A Turn in the Suffering :: It's About the Heart
Hi, friends.
That turn in our exploration that I mentioned previously is here.
We’ve spent a long time wading into the deep marshes of pain, haven’t we? My heart has carried two realities at once as we’ve journeyed together: sadness at the heaviness of the pain, and a fierce emboldenment to make room for the reality of it and protect this space to honor it.
Today, as we begin to shift our position to look at suffering from some new angles, I want to go back to where we started. What began this exploration?

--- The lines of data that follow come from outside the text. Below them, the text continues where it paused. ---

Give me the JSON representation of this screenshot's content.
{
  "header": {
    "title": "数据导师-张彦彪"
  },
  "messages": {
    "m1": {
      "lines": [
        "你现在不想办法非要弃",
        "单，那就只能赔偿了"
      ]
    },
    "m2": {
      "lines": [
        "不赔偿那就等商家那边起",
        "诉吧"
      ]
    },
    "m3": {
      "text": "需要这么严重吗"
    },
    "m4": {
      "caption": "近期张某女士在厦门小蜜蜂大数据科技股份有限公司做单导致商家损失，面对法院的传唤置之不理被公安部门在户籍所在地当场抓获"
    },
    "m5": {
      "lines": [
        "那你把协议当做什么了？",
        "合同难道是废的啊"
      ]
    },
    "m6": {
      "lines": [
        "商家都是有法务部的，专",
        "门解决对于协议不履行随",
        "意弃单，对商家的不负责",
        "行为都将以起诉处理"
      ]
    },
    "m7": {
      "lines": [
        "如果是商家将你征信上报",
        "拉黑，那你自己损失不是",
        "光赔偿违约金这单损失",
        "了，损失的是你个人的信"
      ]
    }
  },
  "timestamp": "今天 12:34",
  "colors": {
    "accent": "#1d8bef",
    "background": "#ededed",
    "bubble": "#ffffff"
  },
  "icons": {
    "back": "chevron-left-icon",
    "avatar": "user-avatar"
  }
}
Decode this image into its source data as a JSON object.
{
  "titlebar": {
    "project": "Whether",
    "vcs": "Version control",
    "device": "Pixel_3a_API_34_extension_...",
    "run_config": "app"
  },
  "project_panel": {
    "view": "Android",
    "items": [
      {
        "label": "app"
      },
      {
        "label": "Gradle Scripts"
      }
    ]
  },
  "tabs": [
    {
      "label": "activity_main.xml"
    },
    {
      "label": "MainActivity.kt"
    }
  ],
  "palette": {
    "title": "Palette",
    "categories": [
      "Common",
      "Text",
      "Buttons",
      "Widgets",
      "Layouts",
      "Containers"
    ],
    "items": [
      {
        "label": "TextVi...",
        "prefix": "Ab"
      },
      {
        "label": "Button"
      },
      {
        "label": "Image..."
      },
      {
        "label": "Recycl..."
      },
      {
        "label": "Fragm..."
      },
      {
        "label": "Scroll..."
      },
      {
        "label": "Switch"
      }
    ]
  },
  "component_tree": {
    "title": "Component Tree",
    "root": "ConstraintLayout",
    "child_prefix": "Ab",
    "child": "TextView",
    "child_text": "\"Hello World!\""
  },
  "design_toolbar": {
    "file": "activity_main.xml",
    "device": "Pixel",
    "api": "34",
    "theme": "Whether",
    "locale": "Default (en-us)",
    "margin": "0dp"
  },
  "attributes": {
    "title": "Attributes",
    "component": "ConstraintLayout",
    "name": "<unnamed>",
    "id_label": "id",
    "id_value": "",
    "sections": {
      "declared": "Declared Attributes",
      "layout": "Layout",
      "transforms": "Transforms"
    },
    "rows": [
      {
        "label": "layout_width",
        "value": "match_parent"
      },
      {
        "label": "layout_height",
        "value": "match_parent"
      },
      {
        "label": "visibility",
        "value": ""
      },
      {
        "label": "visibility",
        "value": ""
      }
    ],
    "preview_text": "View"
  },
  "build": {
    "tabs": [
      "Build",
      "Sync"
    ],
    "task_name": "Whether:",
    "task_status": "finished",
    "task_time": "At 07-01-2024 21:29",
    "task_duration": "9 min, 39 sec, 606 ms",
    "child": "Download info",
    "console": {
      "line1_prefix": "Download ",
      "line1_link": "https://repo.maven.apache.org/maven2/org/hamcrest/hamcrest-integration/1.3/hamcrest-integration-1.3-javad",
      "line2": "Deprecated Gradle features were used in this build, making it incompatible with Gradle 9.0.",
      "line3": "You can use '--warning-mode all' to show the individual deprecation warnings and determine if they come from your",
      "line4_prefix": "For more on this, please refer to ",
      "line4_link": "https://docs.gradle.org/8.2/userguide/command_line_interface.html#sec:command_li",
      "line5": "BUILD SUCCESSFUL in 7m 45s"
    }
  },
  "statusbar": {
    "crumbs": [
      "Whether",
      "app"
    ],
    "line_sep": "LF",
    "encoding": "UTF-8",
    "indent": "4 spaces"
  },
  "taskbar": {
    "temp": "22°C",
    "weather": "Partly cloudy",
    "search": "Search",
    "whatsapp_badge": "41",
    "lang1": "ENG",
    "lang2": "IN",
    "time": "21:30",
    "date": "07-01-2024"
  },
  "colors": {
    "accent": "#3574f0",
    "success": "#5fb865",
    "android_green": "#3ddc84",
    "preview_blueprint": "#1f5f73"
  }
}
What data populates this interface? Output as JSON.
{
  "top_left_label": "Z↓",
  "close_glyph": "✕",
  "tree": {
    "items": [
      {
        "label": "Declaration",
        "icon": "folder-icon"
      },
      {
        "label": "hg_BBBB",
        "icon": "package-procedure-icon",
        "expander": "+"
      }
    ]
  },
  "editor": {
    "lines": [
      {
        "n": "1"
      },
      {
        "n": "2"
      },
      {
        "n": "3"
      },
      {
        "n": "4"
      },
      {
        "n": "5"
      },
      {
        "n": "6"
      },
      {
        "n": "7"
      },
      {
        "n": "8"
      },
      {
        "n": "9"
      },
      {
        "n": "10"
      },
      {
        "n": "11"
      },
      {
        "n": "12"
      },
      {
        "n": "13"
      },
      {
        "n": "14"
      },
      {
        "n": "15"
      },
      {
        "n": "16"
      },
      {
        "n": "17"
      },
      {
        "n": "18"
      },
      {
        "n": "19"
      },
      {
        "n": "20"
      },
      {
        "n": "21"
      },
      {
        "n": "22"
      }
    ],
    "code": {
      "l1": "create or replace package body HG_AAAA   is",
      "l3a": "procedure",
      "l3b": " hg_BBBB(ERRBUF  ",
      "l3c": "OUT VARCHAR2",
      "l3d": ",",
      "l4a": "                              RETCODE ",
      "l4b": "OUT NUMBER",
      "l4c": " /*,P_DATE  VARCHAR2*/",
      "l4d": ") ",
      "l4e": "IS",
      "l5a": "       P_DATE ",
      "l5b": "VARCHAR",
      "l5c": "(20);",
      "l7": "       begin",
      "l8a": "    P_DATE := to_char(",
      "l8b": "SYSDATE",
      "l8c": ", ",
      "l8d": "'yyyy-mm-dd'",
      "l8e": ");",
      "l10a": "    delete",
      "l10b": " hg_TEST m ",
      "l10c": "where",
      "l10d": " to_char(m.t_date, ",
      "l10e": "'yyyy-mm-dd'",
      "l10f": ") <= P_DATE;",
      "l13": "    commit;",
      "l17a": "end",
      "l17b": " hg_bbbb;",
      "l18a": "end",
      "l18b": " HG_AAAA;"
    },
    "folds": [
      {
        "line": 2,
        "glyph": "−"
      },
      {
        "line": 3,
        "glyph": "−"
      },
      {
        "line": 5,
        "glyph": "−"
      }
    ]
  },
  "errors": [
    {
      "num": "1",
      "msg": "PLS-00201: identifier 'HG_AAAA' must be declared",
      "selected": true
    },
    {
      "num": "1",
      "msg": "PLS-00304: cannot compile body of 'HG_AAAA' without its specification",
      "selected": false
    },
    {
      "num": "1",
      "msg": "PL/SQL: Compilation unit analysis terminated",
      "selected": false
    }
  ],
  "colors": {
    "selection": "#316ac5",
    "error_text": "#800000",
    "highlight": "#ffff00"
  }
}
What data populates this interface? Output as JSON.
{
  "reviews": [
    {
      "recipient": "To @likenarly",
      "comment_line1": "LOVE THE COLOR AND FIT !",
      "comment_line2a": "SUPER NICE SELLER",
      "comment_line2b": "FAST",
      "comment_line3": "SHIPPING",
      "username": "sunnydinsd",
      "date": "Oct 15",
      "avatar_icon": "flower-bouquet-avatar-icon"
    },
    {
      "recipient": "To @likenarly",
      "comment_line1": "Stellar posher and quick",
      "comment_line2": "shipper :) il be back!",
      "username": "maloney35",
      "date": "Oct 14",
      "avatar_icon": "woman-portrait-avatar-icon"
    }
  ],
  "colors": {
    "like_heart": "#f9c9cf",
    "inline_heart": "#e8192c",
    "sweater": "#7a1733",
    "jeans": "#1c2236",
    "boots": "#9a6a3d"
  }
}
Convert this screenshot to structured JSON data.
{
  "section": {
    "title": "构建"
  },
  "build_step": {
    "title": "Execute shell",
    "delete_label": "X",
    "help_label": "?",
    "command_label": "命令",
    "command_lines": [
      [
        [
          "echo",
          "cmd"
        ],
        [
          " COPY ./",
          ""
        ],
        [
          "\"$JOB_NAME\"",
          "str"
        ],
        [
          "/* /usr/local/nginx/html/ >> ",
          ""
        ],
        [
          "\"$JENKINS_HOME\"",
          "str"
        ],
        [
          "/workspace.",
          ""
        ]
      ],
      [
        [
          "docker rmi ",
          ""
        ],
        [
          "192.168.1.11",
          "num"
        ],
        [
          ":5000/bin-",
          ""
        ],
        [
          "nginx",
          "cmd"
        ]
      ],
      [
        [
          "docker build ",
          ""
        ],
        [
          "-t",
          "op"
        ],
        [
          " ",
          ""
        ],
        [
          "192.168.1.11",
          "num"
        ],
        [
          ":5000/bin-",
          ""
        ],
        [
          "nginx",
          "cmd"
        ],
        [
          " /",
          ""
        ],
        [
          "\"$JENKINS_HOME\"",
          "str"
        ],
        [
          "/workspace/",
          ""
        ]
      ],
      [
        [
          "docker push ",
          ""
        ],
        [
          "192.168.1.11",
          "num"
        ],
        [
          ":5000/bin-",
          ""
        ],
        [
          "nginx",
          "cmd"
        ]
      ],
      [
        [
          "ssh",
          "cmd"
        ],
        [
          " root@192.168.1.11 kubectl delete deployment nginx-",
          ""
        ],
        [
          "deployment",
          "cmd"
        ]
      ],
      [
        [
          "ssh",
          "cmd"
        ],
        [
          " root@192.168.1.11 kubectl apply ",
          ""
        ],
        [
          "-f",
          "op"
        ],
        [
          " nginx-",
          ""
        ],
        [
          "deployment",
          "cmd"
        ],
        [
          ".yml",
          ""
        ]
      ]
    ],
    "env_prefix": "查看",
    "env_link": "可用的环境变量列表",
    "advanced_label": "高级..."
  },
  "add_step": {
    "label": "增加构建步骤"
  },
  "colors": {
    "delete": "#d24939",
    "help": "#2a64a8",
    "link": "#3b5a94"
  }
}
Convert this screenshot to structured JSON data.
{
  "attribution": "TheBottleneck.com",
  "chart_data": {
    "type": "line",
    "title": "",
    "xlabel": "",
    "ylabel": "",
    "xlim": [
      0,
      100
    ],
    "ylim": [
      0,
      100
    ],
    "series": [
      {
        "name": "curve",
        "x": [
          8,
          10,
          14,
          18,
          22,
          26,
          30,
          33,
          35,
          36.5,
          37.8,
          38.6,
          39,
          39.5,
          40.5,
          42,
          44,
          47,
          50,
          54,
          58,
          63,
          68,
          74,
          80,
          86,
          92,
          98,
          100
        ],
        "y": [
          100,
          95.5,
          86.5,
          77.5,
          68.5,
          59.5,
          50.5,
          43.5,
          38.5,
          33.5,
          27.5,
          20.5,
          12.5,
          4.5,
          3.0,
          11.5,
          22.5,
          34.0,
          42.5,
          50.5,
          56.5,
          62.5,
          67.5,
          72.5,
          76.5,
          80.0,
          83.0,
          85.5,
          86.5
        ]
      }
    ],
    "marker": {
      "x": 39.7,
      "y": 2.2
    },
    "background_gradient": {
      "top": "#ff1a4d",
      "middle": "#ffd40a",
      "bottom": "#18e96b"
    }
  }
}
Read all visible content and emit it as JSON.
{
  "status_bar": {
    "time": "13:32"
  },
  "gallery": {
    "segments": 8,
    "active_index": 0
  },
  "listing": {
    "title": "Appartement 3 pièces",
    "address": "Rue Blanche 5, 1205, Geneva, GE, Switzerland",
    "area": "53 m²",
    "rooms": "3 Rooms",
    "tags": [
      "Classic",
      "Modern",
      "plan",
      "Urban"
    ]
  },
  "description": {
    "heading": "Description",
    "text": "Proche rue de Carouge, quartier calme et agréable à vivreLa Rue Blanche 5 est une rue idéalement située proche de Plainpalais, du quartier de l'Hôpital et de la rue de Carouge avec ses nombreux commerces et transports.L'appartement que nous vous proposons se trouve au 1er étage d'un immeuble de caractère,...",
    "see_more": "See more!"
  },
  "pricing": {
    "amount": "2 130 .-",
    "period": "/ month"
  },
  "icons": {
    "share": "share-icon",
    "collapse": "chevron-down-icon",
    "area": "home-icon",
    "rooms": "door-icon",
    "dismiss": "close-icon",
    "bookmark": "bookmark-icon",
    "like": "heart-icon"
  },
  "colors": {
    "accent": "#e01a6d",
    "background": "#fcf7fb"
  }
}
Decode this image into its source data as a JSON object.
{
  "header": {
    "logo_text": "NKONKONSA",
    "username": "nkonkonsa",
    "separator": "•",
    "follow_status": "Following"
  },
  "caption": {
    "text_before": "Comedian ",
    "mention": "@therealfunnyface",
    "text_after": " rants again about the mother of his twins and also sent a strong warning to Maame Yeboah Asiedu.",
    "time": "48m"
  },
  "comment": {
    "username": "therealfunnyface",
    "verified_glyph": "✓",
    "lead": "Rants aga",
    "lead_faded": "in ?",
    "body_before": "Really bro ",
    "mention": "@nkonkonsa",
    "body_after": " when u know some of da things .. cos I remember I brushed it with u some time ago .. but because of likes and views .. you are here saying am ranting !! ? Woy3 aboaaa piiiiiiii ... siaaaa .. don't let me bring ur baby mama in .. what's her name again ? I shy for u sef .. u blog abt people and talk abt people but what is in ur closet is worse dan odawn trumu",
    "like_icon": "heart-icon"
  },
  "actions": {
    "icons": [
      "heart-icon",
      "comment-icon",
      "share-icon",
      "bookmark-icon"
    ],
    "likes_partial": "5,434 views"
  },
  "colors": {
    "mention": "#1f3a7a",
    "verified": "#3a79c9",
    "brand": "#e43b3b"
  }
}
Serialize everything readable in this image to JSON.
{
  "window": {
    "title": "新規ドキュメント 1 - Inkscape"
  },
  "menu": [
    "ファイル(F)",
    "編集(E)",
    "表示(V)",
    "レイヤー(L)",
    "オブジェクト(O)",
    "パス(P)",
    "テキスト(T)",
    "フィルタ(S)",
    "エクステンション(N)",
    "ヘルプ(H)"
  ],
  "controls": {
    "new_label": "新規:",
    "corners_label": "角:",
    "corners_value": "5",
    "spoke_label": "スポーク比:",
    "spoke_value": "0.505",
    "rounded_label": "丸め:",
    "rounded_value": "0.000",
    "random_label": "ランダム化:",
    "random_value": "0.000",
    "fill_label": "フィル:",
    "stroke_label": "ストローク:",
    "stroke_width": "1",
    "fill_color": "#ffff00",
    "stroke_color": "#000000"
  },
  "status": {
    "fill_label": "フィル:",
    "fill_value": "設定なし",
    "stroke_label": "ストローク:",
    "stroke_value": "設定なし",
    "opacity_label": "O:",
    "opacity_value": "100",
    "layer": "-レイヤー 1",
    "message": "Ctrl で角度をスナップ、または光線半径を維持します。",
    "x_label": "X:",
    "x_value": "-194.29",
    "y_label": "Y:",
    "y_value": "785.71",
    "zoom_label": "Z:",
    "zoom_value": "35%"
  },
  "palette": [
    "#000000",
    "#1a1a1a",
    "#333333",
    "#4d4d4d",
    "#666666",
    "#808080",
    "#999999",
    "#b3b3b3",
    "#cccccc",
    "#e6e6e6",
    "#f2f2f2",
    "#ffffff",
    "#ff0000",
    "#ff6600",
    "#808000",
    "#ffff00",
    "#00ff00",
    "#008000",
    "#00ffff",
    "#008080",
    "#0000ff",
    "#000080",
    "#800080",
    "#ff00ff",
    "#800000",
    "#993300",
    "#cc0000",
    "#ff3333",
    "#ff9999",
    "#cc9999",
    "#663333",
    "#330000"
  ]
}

It was a poem about the beauty and intricacy of the heart:
I Promise
Has not the Architect, Love, built your heart
in a glorious manner,
with so much care that it is meant to break
if love ever ceases to know all that happens
is perfect?
And where does anything love has ever known
go, when your eye and hand can no longer
be warmed by its body?
So vast a room your soul, every universe can
fit into it.
Anything you once called beautiful, anything
that ever
gave you comfort waits to unite with your
arms again. I promise.
— Hafiz
Suffering comes from a brokenness of heart. A marring of the perfection of love we once knew creates a detachment, a fracturing, a shattering, a disintegration of being.
It’s pain.
The pain of suffering can be experienced in the body, yes. But even the pain of bodily suffering affects us at the heart level. It crowds our hearts with questions of love, worthiness, significance, meaning, care.
Let’s explore, together, how the heart might subsist in suffering, and how the heart might mend.